The partial truth movement
"Virology is bullshit" - Stefano Scoglio
So, Kirsch and Mercola and others have decided on a concerted push back against the idea that there is no virus in circulation. This means that increasing numbers of people are grasping the full significance of the grand non-sequitur that is the viral “isolation” paradigm, the cornerstone of the teetering virology edifice. And it’s starting to irritate one circle of the resistance, who are seeing it posted all over their latest data analyses.
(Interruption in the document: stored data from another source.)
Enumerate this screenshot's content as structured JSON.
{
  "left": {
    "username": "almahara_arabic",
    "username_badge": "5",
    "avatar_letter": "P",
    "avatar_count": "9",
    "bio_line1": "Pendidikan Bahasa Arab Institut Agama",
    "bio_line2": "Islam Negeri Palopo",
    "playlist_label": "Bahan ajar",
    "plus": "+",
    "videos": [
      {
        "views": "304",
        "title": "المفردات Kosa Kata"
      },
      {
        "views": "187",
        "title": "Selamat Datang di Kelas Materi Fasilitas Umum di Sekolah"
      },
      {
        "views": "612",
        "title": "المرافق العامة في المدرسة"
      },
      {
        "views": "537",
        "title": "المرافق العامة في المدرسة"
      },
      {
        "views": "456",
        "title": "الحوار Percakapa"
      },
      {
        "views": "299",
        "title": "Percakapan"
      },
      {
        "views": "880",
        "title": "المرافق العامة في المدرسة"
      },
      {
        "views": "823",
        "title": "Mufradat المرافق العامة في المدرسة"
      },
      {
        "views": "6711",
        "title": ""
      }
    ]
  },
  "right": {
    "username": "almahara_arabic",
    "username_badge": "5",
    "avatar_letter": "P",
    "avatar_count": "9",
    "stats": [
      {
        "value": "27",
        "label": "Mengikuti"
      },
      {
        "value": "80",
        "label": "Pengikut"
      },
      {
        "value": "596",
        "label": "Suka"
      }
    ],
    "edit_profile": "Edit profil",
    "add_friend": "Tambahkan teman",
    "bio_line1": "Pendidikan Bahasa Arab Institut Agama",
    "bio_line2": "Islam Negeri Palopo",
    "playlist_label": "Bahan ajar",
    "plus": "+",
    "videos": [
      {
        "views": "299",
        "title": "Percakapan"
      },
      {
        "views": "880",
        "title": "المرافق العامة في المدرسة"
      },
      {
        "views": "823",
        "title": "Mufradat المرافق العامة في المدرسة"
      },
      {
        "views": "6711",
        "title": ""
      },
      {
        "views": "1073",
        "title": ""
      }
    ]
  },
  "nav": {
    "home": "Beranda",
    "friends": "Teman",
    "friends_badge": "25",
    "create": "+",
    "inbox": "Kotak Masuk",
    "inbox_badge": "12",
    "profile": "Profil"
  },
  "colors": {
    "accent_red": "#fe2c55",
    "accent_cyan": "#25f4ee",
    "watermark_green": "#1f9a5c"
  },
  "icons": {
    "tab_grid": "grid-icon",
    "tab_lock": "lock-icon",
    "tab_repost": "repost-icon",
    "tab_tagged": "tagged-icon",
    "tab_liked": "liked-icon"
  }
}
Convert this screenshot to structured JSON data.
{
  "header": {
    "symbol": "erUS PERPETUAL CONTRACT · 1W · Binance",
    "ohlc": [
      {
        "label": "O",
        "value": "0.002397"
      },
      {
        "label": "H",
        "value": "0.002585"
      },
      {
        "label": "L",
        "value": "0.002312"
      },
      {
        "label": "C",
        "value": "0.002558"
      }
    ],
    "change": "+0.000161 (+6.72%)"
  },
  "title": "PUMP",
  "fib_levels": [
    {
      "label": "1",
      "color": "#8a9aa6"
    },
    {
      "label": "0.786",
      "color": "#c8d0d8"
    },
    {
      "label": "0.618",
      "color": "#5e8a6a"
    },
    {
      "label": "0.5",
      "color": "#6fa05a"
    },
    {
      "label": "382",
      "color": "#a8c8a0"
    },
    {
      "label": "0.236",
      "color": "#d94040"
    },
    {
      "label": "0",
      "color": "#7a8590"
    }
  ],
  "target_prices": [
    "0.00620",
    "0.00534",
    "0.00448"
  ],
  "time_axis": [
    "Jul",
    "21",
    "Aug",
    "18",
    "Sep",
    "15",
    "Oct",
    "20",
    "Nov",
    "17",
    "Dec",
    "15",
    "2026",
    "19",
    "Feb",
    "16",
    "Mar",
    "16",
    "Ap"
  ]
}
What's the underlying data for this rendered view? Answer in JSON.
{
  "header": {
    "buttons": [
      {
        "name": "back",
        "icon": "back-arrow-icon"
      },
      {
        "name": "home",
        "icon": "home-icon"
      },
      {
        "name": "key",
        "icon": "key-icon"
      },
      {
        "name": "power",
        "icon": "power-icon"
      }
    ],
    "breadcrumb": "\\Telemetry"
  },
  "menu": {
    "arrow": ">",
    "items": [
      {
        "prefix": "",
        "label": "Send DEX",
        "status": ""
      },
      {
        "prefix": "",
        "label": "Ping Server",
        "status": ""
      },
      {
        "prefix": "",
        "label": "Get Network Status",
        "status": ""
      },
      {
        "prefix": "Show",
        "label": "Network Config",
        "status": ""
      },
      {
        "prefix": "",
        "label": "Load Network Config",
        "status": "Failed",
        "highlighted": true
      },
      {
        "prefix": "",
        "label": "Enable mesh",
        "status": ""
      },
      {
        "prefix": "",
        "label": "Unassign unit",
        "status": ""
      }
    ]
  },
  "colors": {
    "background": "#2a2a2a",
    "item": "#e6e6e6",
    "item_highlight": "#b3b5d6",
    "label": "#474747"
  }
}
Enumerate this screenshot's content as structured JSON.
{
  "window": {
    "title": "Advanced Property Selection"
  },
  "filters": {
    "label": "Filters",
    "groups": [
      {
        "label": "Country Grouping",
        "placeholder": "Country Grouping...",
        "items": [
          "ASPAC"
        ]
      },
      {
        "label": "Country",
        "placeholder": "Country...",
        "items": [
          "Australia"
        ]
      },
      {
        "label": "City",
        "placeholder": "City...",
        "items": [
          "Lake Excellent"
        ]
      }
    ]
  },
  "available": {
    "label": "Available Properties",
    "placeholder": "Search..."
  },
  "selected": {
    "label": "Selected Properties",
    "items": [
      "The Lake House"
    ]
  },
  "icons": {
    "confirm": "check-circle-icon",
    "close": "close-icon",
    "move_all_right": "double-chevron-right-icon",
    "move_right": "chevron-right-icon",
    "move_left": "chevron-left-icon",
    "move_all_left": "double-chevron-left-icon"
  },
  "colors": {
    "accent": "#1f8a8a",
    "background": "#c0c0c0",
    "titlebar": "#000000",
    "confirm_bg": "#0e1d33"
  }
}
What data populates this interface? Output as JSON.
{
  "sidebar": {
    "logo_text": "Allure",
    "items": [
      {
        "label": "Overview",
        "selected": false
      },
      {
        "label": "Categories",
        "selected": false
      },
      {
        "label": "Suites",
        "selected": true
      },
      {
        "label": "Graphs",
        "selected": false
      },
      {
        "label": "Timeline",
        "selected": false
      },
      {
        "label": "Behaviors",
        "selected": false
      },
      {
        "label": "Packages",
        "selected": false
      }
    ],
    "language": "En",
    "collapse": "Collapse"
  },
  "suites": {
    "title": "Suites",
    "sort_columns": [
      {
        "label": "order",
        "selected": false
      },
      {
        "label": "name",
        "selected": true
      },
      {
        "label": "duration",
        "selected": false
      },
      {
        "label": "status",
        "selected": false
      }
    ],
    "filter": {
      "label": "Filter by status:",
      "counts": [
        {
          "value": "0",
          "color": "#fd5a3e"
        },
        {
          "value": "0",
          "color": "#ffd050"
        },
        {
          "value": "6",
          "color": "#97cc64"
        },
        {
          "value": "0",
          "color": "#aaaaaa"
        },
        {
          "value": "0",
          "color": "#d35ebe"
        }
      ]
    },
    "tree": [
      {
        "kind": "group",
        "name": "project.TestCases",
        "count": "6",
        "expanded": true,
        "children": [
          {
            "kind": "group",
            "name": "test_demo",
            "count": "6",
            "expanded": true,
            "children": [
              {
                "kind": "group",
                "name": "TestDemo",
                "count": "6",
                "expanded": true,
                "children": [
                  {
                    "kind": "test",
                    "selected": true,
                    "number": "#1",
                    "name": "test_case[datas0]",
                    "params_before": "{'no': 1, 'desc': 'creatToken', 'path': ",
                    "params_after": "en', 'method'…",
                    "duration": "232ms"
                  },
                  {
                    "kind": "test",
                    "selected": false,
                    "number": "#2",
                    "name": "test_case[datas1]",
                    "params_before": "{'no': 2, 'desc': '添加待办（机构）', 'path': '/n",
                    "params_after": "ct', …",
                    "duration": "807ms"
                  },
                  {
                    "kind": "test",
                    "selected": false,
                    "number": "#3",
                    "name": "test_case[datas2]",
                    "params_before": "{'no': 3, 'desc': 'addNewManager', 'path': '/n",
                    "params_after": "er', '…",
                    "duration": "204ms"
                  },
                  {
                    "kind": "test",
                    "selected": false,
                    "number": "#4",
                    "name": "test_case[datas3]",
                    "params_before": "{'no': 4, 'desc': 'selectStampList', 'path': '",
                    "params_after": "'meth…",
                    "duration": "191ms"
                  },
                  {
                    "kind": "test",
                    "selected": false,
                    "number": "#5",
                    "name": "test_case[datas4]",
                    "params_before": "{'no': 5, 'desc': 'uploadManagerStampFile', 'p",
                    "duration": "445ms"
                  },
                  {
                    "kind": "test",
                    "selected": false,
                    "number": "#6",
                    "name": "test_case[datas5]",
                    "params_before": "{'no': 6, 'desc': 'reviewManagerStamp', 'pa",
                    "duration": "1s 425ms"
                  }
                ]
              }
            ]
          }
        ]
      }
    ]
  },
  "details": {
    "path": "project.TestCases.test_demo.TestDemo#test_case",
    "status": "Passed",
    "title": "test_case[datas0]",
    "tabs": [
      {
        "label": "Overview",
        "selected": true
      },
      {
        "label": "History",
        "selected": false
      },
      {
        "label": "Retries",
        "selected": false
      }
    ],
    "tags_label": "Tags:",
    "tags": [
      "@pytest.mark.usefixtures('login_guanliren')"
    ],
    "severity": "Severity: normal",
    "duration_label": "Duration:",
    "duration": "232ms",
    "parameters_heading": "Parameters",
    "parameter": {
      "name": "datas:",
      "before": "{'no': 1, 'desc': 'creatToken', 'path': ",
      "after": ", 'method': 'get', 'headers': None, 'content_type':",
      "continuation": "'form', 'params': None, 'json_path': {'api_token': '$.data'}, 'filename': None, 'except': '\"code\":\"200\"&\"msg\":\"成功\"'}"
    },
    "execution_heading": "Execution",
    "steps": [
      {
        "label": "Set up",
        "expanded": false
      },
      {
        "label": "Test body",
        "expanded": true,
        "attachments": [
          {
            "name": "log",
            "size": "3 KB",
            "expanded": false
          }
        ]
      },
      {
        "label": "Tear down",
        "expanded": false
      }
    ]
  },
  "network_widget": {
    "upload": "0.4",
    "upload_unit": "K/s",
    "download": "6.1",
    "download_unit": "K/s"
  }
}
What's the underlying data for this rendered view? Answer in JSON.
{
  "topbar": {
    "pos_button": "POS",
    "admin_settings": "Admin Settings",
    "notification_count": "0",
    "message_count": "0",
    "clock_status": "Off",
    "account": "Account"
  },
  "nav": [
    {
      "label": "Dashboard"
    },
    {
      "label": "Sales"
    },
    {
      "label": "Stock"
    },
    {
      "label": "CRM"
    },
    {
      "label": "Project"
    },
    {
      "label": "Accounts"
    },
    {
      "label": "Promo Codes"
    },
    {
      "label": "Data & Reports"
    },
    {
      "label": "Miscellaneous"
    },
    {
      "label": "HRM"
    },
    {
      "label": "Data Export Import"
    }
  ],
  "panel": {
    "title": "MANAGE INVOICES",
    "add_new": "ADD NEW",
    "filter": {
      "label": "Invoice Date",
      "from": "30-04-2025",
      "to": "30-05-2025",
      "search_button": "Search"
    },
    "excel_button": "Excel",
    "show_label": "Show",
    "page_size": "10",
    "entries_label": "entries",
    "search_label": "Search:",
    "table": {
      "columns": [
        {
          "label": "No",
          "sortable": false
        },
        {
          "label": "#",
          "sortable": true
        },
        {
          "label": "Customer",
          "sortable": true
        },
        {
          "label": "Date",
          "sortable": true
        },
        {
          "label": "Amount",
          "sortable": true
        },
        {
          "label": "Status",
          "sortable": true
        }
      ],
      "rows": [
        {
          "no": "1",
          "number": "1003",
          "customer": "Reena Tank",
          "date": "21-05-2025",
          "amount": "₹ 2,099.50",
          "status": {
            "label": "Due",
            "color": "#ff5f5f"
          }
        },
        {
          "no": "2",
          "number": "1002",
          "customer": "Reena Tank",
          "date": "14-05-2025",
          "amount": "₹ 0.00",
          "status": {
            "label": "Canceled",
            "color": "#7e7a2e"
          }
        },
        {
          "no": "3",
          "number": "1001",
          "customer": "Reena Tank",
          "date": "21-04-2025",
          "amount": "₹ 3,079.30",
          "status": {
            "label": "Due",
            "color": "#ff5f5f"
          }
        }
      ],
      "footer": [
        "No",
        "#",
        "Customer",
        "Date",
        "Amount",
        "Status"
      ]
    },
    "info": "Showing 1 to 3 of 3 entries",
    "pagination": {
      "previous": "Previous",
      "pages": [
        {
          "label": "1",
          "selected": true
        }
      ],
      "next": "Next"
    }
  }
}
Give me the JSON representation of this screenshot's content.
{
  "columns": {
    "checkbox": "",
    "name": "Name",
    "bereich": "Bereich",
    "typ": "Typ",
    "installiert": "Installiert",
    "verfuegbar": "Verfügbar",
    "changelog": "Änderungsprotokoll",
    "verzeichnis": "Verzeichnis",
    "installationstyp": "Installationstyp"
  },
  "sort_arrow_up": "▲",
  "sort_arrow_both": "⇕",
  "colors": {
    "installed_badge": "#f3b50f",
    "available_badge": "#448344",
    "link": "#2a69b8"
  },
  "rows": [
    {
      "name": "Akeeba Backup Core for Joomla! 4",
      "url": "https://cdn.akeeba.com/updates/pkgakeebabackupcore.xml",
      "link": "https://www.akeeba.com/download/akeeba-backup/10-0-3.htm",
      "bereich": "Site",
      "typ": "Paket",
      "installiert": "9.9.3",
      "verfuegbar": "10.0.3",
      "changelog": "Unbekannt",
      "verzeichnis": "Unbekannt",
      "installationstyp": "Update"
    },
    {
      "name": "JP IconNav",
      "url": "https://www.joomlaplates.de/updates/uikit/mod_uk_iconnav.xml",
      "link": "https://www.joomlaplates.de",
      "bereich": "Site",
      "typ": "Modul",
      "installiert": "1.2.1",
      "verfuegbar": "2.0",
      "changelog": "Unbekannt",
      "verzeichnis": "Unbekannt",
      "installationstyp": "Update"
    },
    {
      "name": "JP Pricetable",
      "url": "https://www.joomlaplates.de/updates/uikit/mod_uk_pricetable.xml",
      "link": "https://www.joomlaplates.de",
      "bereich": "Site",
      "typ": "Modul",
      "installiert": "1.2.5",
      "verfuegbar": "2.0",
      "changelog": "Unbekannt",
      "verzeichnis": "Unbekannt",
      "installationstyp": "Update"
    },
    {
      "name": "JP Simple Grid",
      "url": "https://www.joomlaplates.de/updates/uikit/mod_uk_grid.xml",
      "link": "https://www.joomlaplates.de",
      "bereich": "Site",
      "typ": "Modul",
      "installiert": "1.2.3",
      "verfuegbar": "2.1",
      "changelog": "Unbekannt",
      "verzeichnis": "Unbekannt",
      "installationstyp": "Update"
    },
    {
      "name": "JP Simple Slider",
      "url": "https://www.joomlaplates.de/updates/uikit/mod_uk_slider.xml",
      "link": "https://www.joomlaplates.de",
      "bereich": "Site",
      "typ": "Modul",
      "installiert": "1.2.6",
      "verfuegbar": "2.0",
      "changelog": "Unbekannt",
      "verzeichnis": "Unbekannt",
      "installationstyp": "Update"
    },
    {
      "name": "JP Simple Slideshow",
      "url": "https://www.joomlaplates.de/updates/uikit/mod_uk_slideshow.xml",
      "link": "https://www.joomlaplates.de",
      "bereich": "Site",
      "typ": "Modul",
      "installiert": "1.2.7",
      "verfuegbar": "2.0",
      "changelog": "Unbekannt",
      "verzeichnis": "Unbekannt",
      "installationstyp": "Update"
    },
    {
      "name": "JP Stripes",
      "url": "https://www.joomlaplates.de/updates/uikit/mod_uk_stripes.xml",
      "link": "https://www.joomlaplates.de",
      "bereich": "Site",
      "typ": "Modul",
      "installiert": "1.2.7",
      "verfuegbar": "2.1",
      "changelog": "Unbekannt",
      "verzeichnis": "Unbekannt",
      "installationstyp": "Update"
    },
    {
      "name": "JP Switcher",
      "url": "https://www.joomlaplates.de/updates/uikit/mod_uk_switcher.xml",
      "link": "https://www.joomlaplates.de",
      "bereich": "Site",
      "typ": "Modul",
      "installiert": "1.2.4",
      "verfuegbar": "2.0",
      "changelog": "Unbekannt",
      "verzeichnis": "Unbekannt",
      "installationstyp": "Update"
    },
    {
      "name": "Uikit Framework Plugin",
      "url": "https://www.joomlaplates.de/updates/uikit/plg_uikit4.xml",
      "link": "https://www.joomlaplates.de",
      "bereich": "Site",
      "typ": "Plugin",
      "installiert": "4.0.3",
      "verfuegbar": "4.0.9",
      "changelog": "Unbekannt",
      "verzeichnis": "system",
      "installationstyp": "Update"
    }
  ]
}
I can see a host of reasons why this could be annoying, including undermining commercial interests, offending good friends (I take no pleasure at all in seeing Judy Mikovits, an admirable person in many ways, implode like that, but it’s an excellent illustration of what’s at stake for those in denial: “I guess I’m just an idiot who doesn’t know what I’m talking about!”) or making the message even more unpalatable for an effort that has enough trouble as it is with getting people interested.
One of the joys of this moment is seeing the public take back control over what is believed to be true from self-appointed experts and leaders. No more outsourcing of critical thinking, as one wise old owl said to me. The argument stands on its own and all the wailing isn’t going to stop it. The response - gnashing of teeth, fits of anger, appeals to authority, gaslighting, evasion (witness Hammond’s non-responses here), misrepresentation, attempts to dazzle with jargon and, frankly, bullying - comes across as pretty authoritarian, which suggests an exceptionally poor reading of the room. When you start acting this janky, you’re going to get called out.
The note to Christine Massey, demanding a five-hour team multi-millionaire versus time-strapped lone researcher debate, was worthy of any grandstanding corporate bully. Marshalling these resources to play the FDA and CDC at their own game is one thing. Directing it at one scientist/activist is minacious and petty and very much of the same mode of behaviour as those agencies.
In any case, the argument only requires ten minutes to understand and it’s been explained many times over. Verify at your leisure.
Trying to force acceptance of a particular point of view on what is now an insatiably curious, distrustful and anti-authoritarian public in a bid to get them to line up behind the “truth movement” (Mercola’s description) like children to their piper, is foolish. When we talk about citizen science, I think the public has something different in mind to what this self-appointed cluster of gatekeepers are offering. Few things are more delightful than an uppity public chatting back in fruity language to the patrician classes.
Kaufman responded in his careful way to the critique of Hammond et al. Stefano Scoglio admitted in an interview with Cowan and Kaufman that he has been hesitant about bringing this argument forward in public, even though he agrees. He says (at the 52 minute mark) that he typically acknowledges that there is no virus but then moves quickly on to discuss the topic from the point of view that there is one, “for the possibility of having an impact at the political level.” I sympathise, as do the other two, but “virology is bullshit” nonetheless, as Scoglio remarks.
We’ve all had more than enough bullshit and propping up the virus fraud isn’t going to end well for these folks.